I'm working on data transfer between two databases, one Oracle 12c and one Snowflake Data Warehouse. In the Oracle DB, there is a CLOB field which needs to be loaded into the Snowflake DB. The values in the CLOB field are larger than 4000 bytes, and therefore too large to be converted to the Oracle VARCHAR2 data type. But Snowflake has no equivalent of CLOB, and expects VARCHAR.
I am using a Database Query component to load the Snowflake table, and have tried various methods (via PL/SQL) of getting the CLOB data into a format that Snowflake will accept. But no matter what I try, Matillion returns Oracle errors (from the Oracle JDBC Thin driver). The errors are related to buffer size, such as:
ORA-06502: PL/SQL: numeric or value error: character string buffer too small ORA-64203: Destination buffer too small to hold CLOB data after character set conversion.
I'm wondering if there is a setting within Matillion (or perhaps the JDBC driver) related to buffer size which might affect this? The Snowflake VARCHAR data type can store large amounts of data, so I know that's not the issue.
7 Community Answers
Kalyan Arangam —
Unfortunately, I am not proficient on these settings for oracle. Oracle support or Oracle forums may be able to advice on overcoming buffer issues with the JDBC driver and converting CLOB to VARCHAR types.

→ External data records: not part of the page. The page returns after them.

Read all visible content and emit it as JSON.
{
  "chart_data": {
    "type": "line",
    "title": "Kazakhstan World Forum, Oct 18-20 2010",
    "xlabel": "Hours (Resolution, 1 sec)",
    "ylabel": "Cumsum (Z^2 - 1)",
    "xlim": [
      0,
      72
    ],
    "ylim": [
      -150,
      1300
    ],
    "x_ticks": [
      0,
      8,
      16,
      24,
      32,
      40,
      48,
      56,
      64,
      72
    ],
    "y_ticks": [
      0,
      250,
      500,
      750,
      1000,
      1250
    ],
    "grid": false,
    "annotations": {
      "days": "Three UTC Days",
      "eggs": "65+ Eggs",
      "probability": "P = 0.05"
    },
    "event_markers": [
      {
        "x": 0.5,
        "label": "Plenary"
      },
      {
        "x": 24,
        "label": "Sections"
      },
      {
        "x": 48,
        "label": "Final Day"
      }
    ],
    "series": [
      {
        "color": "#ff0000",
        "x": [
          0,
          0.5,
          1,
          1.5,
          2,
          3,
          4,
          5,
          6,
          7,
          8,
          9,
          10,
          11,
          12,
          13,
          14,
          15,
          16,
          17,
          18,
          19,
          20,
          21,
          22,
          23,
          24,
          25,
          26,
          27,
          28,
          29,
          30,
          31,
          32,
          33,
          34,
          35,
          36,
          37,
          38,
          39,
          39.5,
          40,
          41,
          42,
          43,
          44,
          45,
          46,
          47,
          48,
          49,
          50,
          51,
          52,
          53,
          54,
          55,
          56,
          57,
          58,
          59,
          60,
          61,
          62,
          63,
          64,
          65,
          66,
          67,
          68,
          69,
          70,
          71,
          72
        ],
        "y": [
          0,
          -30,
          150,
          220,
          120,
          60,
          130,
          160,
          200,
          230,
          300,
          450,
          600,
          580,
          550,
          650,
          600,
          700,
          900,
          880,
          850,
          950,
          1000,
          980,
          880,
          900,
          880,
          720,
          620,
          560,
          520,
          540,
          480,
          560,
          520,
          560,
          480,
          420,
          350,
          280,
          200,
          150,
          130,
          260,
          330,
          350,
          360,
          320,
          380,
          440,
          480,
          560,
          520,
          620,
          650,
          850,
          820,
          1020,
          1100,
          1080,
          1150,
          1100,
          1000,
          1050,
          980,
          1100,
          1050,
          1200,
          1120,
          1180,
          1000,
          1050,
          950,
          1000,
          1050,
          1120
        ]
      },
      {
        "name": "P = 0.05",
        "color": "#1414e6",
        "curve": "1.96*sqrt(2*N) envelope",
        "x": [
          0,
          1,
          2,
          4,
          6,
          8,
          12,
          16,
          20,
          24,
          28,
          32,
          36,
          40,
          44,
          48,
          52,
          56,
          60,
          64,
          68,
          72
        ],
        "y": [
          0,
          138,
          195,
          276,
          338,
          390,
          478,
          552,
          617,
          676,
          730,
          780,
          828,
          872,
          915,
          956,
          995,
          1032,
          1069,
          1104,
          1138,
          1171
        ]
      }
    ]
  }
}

The Database Query component exposes additional options supported by your oracle JSBC driver under Connection Options property. These are additional properties supported by the Oracle JDBC driver which may help you here.
One recommendation I have is to test your queries outside matillion so you are sure these work. I recommend using a PL-SQL editor and writing the query result to disk. Once these succeed then you may try those in matillion.
SQL> spool c:\temp\out.txt
SQL> SELECT * FROM USERS;
SQL> spool off
Also, how do you intend to over come the 4k limit on varchar datatype? Whats the maximum with of content in your CLOB field?
Would splitting them into two or more fields be an option?
Thanks for the quick response...the query does execute fine when run via Oracle SQL Developer, and returns the expected results. The maximum length is 479083 characters.
"How do you intend to over come the 4k limit on varchar datatype? Whats the maximum with of content in your CLOB field? Would splitting them into two or more fields be an option? "
Splitting is not an option unfortunately. I decided to try loading the data to Snowflake without casting the CLOB as a VARCHAR, which worked. (I can do the necessary transformations in Snowflake instead of Oracle.) And, I thought that in doing so, the 4K limit would not be an issue. However, it appears that some implicit conversion is being done, because once the data is loaded in Snowflake, querying it reveals it's truncated to 3999 characters. So I'm now back to square one.
I built an orchestration job which has a SQL Script task to create (or replace) the destination table in Snowflake. From there it goes to a Database Query task, with a SQL command run against the Oracle database, to load into the new destination table. I am actually relatively new to Matillion, could you point me to some info on how to the generate metadata?
I was able to generate the metadata outside of Matillion and found that the column in question is a VARCHAR(4000). It was not specified as such in the SQL code to create the table...first it was specified simply as VARCHAR (automatically determines max size), then I tried forcing it to VARCHAR(16777216), which is the actual max size allowed. But in both cases, Snowflake adjusts the column to 4000. That said, it seems this may be an issue with Snowflake, so I have raised a support question with their support community as well.
You mention that you pre-created the target table in Snowflake. As such, have you set the following Load Option in the Database Query component:
Option = Recreate Target Table
Value = Off
The default behavior of the Database Query component is to drop and recreate the target table. So, if you have pre-created the target table, you need to override this default behavior. I’m wondering if that’s why you are seeing the table in Snowflake getting set with the field defined as VARCHAR?